A partir de la década de 1960, Dalí comenzó a gestar uno de sus proyectos más ambiciosos y personales: la creación del Teatro-Museo Dalí en su ciudad natal, Figueres. Este proyecto no era solo un museo, sino una obra de arte total concebida por Dalí para albergar su legado y ofrecer una experiencia inmersiva en su universo. La inauguración del Teatro-Museo en 1974 fue un hito importante, consolidando su vínculo con Figueres y proporcionando un ancla física para su vasta obra en su tierra. Este museo se convirtió en el corazón de su legado en Cataluña y, de alguna manera, prefiguró su decisión de pasar sus últimos años en la ciudad.
Los Últimos Años y el Traslado Final
La vida de Dalí en sus últimos años estuvo marcada por la presencia del Teatro-Museo y la adquisición del castillo de Púbol en 1969, que restauró y decoró para Gala.
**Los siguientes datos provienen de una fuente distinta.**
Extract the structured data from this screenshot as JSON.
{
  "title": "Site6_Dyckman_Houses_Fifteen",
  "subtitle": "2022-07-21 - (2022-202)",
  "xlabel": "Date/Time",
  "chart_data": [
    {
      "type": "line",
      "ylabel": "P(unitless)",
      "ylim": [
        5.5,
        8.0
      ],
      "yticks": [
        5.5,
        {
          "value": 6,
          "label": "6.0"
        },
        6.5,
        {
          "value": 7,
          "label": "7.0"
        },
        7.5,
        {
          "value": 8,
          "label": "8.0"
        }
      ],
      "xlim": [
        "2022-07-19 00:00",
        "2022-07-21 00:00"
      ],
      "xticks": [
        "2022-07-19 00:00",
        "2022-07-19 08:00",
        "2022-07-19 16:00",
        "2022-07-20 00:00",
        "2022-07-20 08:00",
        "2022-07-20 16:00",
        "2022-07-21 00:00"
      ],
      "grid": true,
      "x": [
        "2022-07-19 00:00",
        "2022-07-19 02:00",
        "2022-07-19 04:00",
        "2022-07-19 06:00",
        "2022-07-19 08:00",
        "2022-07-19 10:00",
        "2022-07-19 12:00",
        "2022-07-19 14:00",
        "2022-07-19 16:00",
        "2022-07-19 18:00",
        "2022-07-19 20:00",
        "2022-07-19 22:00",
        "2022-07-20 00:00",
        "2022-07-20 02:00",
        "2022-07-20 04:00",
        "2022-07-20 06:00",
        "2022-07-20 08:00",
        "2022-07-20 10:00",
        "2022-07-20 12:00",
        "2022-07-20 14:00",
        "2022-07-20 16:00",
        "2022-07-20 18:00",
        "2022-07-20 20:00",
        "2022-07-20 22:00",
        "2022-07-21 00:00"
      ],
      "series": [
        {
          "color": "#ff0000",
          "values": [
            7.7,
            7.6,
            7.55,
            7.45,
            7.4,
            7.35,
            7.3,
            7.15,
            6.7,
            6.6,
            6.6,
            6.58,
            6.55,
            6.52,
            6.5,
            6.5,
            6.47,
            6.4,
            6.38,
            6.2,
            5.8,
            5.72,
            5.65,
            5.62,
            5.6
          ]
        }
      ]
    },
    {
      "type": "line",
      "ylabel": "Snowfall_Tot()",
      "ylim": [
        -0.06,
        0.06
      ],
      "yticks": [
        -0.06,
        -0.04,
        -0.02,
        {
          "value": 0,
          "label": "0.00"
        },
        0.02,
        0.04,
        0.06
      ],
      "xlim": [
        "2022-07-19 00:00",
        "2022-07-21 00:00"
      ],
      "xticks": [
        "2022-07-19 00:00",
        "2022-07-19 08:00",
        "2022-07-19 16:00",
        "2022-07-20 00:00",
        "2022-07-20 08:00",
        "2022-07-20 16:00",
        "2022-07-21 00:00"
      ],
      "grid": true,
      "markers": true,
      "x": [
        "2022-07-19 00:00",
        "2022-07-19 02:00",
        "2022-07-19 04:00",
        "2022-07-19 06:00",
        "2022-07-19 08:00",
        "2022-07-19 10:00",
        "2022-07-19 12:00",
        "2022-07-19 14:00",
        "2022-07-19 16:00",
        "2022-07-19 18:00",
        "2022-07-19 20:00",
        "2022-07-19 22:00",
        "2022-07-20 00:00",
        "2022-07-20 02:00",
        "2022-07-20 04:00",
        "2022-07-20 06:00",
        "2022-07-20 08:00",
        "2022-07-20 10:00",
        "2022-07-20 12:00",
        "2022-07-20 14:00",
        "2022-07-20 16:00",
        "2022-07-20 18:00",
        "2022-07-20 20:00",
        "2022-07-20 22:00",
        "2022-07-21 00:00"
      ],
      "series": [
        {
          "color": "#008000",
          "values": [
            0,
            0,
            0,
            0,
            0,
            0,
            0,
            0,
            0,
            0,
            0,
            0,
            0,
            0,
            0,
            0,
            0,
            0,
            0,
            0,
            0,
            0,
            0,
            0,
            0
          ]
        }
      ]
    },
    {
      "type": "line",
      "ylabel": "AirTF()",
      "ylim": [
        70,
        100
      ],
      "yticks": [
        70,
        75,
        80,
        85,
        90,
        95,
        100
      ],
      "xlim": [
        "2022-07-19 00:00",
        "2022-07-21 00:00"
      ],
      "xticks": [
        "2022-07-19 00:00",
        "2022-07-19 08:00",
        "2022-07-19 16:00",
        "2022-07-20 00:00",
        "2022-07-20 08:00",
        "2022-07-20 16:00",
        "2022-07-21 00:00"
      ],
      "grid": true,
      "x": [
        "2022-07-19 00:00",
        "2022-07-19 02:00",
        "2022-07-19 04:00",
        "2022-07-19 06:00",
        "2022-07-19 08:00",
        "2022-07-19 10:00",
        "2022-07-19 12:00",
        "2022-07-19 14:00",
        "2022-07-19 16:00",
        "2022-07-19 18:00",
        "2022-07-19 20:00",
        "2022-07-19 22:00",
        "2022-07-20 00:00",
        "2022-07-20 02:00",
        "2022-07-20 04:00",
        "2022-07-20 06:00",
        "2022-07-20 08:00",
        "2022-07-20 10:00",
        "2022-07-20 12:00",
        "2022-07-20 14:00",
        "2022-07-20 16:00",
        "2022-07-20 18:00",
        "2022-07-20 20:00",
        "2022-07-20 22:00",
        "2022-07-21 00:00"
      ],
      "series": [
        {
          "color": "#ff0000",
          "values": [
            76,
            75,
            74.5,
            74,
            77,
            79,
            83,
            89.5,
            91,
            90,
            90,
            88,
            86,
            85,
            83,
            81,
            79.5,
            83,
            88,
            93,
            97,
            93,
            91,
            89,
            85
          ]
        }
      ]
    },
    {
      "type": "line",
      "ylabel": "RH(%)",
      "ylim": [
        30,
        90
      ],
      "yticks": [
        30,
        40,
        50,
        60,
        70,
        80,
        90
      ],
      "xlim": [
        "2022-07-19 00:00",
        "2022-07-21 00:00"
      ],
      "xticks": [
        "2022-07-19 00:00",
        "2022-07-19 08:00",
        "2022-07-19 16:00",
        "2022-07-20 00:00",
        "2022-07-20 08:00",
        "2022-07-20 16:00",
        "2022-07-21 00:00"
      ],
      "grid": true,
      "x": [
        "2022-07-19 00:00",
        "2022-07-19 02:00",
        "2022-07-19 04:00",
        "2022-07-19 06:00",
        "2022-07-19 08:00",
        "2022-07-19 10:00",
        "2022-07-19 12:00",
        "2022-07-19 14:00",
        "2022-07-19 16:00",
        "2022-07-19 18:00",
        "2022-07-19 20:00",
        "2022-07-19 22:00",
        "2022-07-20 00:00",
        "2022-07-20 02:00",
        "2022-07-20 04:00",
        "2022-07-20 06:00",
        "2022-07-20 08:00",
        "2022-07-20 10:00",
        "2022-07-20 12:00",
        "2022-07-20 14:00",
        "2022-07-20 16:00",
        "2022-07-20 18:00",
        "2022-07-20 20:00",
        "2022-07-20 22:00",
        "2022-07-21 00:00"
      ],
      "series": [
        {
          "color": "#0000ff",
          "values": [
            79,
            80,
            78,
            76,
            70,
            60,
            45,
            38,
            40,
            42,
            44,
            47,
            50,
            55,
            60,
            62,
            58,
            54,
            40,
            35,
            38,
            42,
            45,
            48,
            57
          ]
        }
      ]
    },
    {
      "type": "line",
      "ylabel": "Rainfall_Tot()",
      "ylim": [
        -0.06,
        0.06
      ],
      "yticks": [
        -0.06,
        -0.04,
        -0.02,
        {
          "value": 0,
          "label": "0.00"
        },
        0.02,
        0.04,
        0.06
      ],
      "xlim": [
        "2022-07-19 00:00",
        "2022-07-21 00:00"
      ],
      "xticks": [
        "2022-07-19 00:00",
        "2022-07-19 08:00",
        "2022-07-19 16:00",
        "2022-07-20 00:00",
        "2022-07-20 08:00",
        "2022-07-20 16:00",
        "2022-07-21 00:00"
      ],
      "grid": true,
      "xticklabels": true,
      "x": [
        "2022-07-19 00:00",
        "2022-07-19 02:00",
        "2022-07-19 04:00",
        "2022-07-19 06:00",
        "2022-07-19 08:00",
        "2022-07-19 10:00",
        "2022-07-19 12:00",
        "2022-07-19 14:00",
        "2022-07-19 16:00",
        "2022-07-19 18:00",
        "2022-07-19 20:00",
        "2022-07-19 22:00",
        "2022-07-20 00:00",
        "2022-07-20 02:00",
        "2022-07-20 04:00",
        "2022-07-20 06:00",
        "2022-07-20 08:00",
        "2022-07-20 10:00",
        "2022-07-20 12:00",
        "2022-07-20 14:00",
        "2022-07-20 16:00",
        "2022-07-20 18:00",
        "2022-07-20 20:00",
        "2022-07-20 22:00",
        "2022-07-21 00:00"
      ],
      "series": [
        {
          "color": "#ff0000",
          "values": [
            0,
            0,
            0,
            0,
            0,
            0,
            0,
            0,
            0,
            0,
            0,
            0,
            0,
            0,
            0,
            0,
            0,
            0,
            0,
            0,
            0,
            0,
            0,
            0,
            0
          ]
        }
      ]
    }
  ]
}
Tras el fallecimiento de Gala en 1982, Dalí se trasladó a vivir al castillo de Púbol, cumpliendo una antigua promesa de que ella tendría su propio castillo. Sin embargo, un incendio en el castillo en 1984 le obligó a trasladar su residencia definitiva. Este evento precipitó su regreso a Figueres, la ciudad donde todo había comenzado.
Su última morada fue la Torre Galatea, una sección del complejo del Teatro-Museo Dalí en Figueres. Allí, rodeado por las paredes de su propio museo, en la ciudad que lo vio nacer, Salvador Dalí vivió sus últimos años. Aunque su salud se deterioró, permaneció en Figueres, bajo el cuidado de su personal.
El Lugar Exacto de su Fallecimiento
La respuesta a la pregunta clave es clara y directa. Según la información biográfica y los registros históricos, Salvador Dalí murió en Figueres el 23 de enero de 1989. Su fallecimiento ocurrió en la Torre Galatea, el edificio anexo al Teatro-Museo que él mismo había designado como su residencia final tras el incidente en Púbol. Morir en Figueres cerró el círculo de su extraordinaria vida, devolviéndolo al punto de partida después de haber recorrido el mundo y haber dejado una huella imborrable en la historia del arte.
La elección o, más bien, la circunstancia de su regreso a Figueres para sus últimos años, subraya la profunda conexión que, a pesar de su fama internacional y sus largas estancias en el extranjero, mantuvo con su tierra natal. Figueres no es solo el lugar donde nació y murió, sino también el hogar del Teatro-Museo Dalí, el mayor legado que dejó a su ciudad y al mundo, un espacio que encapsula su genio y su visión única.
Preguntas Frecuentes sobre los Últimos Años de Dalí
¿Dónde murió exactamente Salvador Dalí?
Salvador Dalí murió en Figueres, España, en la Torre Galatea, que forma parte del complejo del Teatro-Museo Dalí.
¿Vivió siempre en Figueres?
No, Dalí vivió en varios lugares a lo largo de su vida, incluyendo Madrid, París y Estados Unidos. Sin embargo, mantuvo fuertes vínculos con Cataluña, residiendo en Cadaqués/Portlligat durante largos periodos y pasando sus últimos años en Figueres.
¿Por qué regresó a Figueres al final de su vida?
Tras el fallecimiento de su esposa Gala y un incendio en su residencia del castillo de Púbol, Dalí se trasladó definitivamente a la Torre Galatea en Figueres, anexa a su Teatro-Museo, donde vivió hasta su muerte.
En resumen, aunque la vida de Salvador Dalí fue un periplo fascinante por el mundo del arte y la cultura, su destino final lo trajo de regreso a Figueres. La ciudad que lo vio nacer fue también la que lo vio morir, convirtiéndose en el punto de partida y de llegada de uno de los artistas más singulares del siglo XX. Su legado perdura allí, custodiado en el extraordinario Teatro-Museo que él mismo soñó.